Biraz ara verdik

Fehmi Koru
00:0025/10/2009, Pazar
G: 25/10/2009, Pazar
Yeni Şafak
Biraz ara verdik
Biraz ara verdik

Mahmur Kampı ve Kandil'den gelen 34 kişilik PKK'lı grubun karşılanması sırasında arzu edilmeyen durumlar ortaya çıktığını kaydeden Başbakan Erdoğan, "Bir tarafı yaparken diğer tarafı yıkma hakkımız yoktur. Bu nedenle biraz ara vermeye, 28 Ekim'de Avrupa'dan gelecek grubu ertelemeye karar verdik. Ben Türkiye'ye dönünce tekrar değerlendireceğiz" dedi

Başbakan Recep Tayyip Erdoğan, Avrupa'dan 28 Ekim tarihinde Türkiye'ye gelmesi beklenen grupla ilgili olarak, 'Bu Avrupa grubuyla alakalı şeyi şu anda ertelemiş durumdayız. Yani öyle birşeyi kabul etmiyoruz' dedi. Başbakan Erdoğan, beş gün sürecek Pakistan ve İran ziyaretinin ilk gününde, kendisini izleyen gazetecilere uçakta 'demokratik açılım süreci' konusunda önemli açıklamalar yaptı.

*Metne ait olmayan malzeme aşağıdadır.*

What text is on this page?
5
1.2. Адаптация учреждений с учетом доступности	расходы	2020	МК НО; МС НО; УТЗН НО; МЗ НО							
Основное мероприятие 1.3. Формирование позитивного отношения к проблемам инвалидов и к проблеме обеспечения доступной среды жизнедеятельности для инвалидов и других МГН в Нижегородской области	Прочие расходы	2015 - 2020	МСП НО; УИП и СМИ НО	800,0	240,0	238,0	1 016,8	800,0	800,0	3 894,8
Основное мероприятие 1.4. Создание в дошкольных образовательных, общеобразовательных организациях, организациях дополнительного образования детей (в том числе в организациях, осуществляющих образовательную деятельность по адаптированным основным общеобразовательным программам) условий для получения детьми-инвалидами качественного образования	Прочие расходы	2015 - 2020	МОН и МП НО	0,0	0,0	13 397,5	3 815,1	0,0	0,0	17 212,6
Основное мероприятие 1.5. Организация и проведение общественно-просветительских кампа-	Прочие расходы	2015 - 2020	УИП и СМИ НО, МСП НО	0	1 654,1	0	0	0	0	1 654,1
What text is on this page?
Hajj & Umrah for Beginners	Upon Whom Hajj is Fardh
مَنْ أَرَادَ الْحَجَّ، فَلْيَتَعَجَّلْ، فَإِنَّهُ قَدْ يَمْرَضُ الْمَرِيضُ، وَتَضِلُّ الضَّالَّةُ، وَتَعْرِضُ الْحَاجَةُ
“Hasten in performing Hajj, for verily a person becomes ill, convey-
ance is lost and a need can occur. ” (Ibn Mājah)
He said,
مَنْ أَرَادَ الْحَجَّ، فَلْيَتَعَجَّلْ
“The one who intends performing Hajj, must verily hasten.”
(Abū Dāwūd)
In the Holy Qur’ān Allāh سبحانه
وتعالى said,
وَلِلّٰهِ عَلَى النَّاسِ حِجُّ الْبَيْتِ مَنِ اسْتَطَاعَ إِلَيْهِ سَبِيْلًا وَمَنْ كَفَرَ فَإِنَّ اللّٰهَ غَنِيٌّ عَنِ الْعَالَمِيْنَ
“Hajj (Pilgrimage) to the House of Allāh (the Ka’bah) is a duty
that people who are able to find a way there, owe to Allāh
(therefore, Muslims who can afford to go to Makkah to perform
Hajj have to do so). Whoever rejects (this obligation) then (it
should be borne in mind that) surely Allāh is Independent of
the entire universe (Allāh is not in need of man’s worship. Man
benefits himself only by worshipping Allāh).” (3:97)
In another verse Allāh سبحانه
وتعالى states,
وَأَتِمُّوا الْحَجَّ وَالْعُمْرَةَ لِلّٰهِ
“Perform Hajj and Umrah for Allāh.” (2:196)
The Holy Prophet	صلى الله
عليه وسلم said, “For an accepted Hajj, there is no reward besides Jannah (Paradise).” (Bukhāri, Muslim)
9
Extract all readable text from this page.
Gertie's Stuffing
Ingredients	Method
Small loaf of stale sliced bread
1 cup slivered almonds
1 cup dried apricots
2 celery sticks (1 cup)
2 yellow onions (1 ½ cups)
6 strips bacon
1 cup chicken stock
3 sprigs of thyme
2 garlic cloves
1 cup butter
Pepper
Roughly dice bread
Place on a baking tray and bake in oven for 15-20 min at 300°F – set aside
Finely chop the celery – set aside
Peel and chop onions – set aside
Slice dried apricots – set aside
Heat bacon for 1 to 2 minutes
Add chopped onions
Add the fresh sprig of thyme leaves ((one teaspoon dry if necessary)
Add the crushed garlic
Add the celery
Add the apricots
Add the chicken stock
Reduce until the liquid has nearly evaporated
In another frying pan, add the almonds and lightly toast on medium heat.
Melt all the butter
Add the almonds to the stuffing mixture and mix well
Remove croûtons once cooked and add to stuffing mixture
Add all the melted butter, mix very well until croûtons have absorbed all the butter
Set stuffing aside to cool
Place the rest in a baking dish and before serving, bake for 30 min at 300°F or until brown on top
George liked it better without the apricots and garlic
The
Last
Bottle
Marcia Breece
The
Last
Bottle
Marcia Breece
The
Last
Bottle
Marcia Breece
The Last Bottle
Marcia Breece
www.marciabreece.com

Erdoğan, 'Siz 28 Ekim'de Türkiye'ye dönüyorsunuz. 28 Ekim'de Almanya'dan bir grup da dönüyor' hatırlatması üzerine, '28 Ekim'deki bu Avrupa grubu ile alakalı şeyi şu anda ertelemiş durumdayız. Yani öyle bir şeyi kabul etmiyoruz. Bunu zaten açıkladı Bakanım' dedi.

Demokratik açılım süreciyle ilgili olarak Başbakan Erdoğan'ın açıklamalarından satır başları şöyle:

SÜREÇ PROVOKE EDİLDİ GÜVEN BUNALIMI DOĞDU
  • Avrupa'dan gelmesi beklenenler konusu da böyle. Biz 'dağ, Mahmur ve Avrupa' diye üç zemin düşünüyoruz. Avrupa için hazırlıklarımızı yaparken, ilk gelişte arzu edilmeyen görüntüler burada bir ara vermemizi gerektirdi. İstişareler neticesinde tekrar çalışalım, süreci öyle devam ettirelim kararı çıktı. Arkadaşlar dün ve bugün çalıştı; çalışmalar ben dönene kadar devam edecek. Döndükten sonra yeniden değerlendireceğiz ve belirlenen esaslar çerçevesinde süreci devam ettireceğiz. Atılması gereken adımları bundan

    sonra da atacağız.

    SONUÇLARINI DÜŞÜNMEK BİZİM SORUMLULUĞUMUZ
  • Bölücü terör örgütü ile milletimizin arasına duvar örmek ana hedefimiz. Kürt kökenli vatandaşlarımızın istismarını da önlemek lazım. Kürt kökenli vatandaşlar benim kendilerine olan sevgimi ve hizmet anlayışımı biliyorlar. Kürt kökenli vatandaşımın benden hiç farkı yok: Parlamentoya giriyor, cumhurbaşkanı oluyor, başbakan adayı oluyor, en üst devlet görevlerine gelebiliyor. Önü açık, daha ne olsun?